CHARLESTON, W.Va. — The director of recruiting for the state Division of Corrections says he can’t hire new employees to help fill the correctional officer shortage without the help of state lawmakers.

“Make this division a priority,” Joseph Tyree told members of the Legislative Oversight Committee on Regional Jail and Correctional Facility Authority.

The committee met Sunday during interim meetings at the state Capitol.

Tyree told lawmakers employees need a pay raise. He said there’s no sense in recruiting people if the state isn’t willing to compensate them. He said correctional officers don’t get paid enough compared to other states, which is why a lot of them end up leaving West Virginia.

Officers can make decent money in West Virginia, but only if they work long hours, Tyree said.

“Sure, if you look at the numbers we have individuals making a good living, but how are they making it? Overtime. Overtime. Overtime,” Tyree said.

Correctional officer staffing is at about a 22 percent vacancy rate, which means hundreds of positions are open across the state. Tyree said officers have to work overtime because of that.

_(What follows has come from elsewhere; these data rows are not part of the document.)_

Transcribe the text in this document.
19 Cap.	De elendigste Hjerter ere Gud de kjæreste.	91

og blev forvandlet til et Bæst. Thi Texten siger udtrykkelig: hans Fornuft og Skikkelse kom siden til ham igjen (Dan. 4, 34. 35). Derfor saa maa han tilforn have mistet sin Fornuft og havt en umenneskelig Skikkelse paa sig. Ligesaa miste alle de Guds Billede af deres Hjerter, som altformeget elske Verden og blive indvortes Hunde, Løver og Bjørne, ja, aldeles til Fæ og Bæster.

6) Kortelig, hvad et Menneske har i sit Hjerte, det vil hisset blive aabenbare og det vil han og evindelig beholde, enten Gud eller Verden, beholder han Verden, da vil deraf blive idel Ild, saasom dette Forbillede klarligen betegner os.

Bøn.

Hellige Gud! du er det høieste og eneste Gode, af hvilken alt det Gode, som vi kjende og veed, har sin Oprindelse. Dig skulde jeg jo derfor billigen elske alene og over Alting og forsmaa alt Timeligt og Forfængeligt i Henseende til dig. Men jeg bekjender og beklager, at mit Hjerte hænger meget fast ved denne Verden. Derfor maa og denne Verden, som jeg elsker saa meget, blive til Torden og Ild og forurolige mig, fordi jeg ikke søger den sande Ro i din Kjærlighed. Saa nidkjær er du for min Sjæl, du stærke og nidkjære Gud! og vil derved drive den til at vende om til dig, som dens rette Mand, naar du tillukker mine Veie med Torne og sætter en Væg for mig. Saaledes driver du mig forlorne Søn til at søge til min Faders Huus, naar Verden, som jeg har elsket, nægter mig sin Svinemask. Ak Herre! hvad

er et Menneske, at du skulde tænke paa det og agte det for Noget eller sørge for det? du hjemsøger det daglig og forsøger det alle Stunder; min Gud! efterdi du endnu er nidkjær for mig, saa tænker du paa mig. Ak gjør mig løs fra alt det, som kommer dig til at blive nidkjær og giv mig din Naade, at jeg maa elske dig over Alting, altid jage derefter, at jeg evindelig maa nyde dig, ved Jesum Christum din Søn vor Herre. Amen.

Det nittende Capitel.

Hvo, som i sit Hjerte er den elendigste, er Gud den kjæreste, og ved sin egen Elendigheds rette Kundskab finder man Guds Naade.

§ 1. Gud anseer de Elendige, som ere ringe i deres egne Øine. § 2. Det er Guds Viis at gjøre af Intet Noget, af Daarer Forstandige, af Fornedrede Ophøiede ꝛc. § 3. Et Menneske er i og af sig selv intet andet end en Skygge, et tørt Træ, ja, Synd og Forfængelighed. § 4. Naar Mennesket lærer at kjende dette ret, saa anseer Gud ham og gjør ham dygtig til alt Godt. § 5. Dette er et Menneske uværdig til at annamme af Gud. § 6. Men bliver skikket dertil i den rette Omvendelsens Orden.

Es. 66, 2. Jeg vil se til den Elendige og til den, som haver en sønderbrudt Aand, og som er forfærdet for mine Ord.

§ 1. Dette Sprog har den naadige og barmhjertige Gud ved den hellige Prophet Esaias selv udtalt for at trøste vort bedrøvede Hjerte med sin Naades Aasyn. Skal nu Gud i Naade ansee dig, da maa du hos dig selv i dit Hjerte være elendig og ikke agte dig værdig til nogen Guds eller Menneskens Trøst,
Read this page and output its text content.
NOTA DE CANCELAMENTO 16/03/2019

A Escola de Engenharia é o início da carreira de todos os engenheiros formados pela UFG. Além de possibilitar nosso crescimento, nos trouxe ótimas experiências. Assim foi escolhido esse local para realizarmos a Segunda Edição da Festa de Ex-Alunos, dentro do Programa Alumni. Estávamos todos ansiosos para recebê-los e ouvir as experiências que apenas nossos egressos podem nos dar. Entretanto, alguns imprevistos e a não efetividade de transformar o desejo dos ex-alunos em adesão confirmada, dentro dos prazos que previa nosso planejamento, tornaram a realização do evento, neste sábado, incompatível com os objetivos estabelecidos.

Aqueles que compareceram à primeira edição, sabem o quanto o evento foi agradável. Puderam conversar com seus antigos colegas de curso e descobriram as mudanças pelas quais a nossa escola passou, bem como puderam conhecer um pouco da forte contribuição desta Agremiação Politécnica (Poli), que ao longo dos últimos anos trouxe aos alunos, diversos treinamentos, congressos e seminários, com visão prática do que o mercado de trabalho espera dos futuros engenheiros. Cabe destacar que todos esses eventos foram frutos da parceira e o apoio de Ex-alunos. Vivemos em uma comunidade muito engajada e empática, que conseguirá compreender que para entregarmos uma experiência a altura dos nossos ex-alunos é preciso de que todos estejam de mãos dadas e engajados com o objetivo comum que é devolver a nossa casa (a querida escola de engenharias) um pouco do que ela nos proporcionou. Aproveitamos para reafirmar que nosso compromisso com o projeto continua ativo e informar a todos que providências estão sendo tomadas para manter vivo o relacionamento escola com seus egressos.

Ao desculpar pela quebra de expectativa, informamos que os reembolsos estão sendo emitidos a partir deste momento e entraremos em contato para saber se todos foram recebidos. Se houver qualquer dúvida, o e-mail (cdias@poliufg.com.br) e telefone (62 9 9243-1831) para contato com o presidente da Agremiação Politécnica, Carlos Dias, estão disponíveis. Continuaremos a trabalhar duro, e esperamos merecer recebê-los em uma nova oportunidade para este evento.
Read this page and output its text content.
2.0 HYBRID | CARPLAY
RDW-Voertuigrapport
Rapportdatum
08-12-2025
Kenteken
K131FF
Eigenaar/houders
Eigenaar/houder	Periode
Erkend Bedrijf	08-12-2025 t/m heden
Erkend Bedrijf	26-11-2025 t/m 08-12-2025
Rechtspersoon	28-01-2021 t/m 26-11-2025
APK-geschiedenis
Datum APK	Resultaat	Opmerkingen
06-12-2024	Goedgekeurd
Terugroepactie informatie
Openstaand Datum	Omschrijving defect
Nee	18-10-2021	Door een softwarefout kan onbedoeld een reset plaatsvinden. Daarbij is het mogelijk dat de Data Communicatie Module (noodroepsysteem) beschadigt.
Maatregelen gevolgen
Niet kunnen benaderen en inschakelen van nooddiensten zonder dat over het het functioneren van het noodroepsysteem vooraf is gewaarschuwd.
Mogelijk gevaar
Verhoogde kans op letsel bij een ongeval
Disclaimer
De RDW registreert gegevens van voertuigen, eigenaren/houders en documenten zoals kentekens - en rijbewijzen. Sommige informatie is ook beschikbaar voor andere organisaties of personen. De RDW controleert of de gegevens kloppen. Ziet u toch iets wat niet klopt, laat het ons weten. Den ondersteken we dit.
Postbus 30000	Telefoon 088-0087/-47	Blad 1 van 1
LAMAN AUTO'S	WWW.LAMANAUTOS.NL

“We’re at a point in our division to where it’s dangerous,” he said. “We’re asking people to work 16 (hours) in a row. We know that once you work past 12 hours, your attention, your ability to do those things fall off.”

The minimum salary for a corrections officer is around $22,000 annually. Tyree requested implementing across the board pay raises starting at a minimum salary of $31,000.

“We don’t have to pay that much, but we do have to pay the people that work for us a livable wage to wear he doesn’t have to kill himself to make a living,” he said.

Lawmakers could consider the pay increases during next year’s 60-day legislative session.